Notice that rasterio returns by default an array with 3 dimensions (out_image), for which we have selected the first band manually. This functionality exists to deal with multiband rasters.

Writing rasters#

Let’s save the raster we just clipped

# Set the output file
output_raster_path = "./data/clipped.tif"

# Extract some information from the image we processed
kwargs = src.meta
kwargs.update(height=out_image.shape[1], width=out_image.shape[2], count=out_image.shape[0], dtype=out_image.dtype, crs=src.crs)

# Save
with rasterio.open(output_raster_path, "w", **kwargs) as dst:
    dst.write(out_image)

print(f"Raster data has been written to {output_raster_path}")

Raster data has been written to ./data/clipped.tif

Reprojecting Rasters#

We use the rasterio.warp module to change raster projections.

Let’s reproject our clipped raster to the WGS 84 (EPSG:3857) CRS and save the reprojected raster to a new file.

from rasterio.warp import calculate_default_transform, reproject, Resampling

# Set output filename
raster_path = "./data/clipped.tif"
dst_crs = "EPSG:4326"  # WGS 84
output_reprojected_path = "./data/clipped_reprojected.tif"

with rasterio.open(raster_path) as src:
    transform, width, height = calculate_default_transform(src.crs, dst_crs, src.width, src.height, *src.bounds)

    profile = src.profile
    profile.update(crs=dst_crs, transform=transform, width=width, height=height)
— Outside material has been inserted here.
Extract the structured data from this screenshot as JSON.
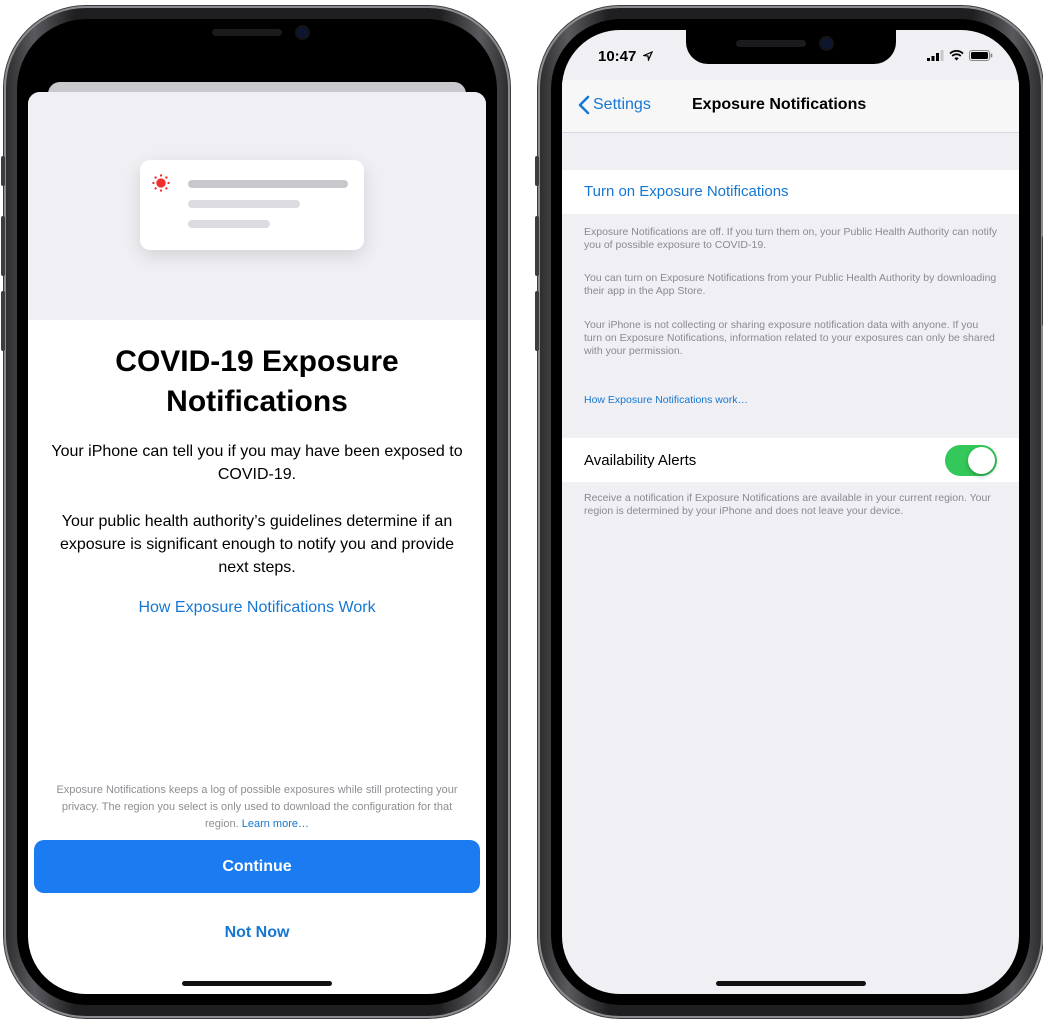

    with rasterio.open(output_reprojected_path, "w", **profile) as dst:
        for i in range(1, src.count + 1):
            reproject(
                source=rasterio.band(src, i),
                destination=rasterio.band(dst, i),
                src_transform=src.transform,
                src_crs=src.crs,
                dst_transform=transform,
                dst_crs=dst_crs,
                resampling=Resampling.nearest,
            )
print(f"Reprojected raster saved at {output_reprojected_path}")
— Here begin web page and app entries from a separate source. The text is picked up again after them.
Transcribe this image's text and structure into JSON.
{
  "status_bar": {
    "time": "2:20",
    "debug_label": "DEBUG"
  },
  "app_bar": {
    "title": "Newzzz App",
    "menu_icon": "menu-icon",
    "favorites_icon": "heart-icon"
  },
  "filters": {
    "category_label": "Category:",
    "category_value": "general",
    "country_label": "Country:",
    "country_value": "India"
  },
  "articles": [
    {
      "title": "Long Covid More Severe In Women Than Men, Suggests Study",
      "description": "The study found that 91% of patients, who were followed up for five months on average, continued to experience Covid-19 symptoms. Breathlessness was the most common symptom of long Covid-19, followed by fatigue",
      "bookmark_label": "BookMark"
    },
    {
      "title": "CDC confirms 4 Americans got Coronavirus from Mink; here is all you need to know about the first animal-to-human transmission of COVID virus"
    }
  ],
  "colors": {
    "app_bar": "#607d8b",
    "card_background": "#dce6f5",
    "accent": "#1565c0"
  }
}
Reprojected raster saved at ./data/clipped_reprojected.tif

Multiband Rasters#

Satellite data is generally composed of a number of spectral bands. Each band measures the light reflected between two wavelengths (hence the term ‘band’). Rasterio allows us to work with these bands individually and in concert.
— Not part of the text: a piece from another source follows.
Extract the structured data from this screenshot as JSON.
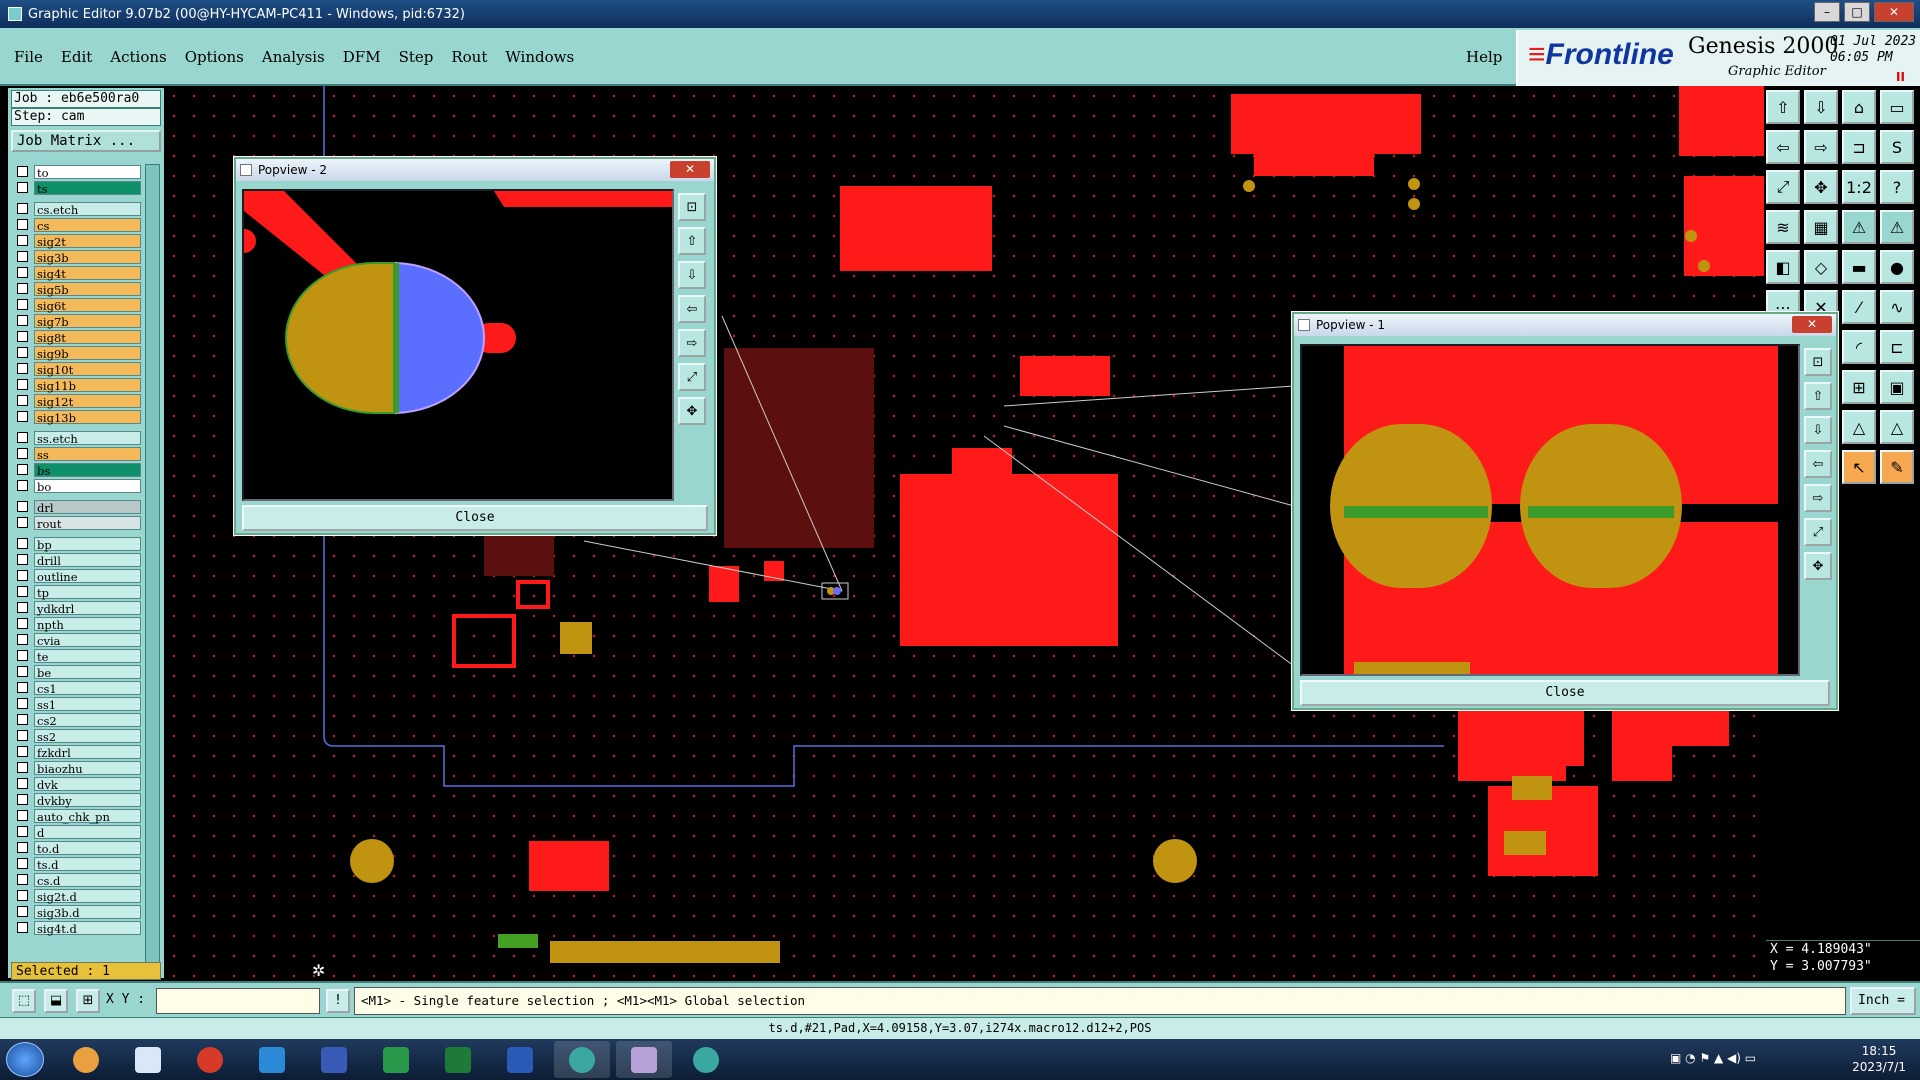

For example, NASA’s Landsat Satellites record the following bands:

Name	Wavelength	Description
SR_B1	0.435-0.451 μm	Band 1 (ultra blue, coastal aerosol) surface reflectance
SR_B2	0.452-0.512 μm	Band 2 (blue) surface reflectance
SR_B3	0.533-0.590 μm	Band 3 (green) surface reflectance
SR_B4	0.636-0.673 μm	Band 4 (red) surface reflectance
SR_B5	0.851-0.879 μm	Band 5 (near infrared) surface reflectance
SR_B6	1.566-1.651 μm	Band 6 (shortwave infrared 1) surface reflectance
SR_B7	2.107-2.294 μm	Band 7 (shortwave infrared 2) surface reflectance

Let’s plot all the bands in this raster

# Read multiband Landsat image:
raster_path = "https://github.com/opengeos/datasets/releases/download/raster/LC09_039035_20240708_90m.tif"
# raster_path = "./data/LC09_039035_20240708_90m.tif"
src = rasterio.open(raster_path)
print(src)

# Specify band names:
band_names = ["Coastal Aerosol", "Blue", "Green", "Red", "NIR", "SWIR1", "SWIR2"]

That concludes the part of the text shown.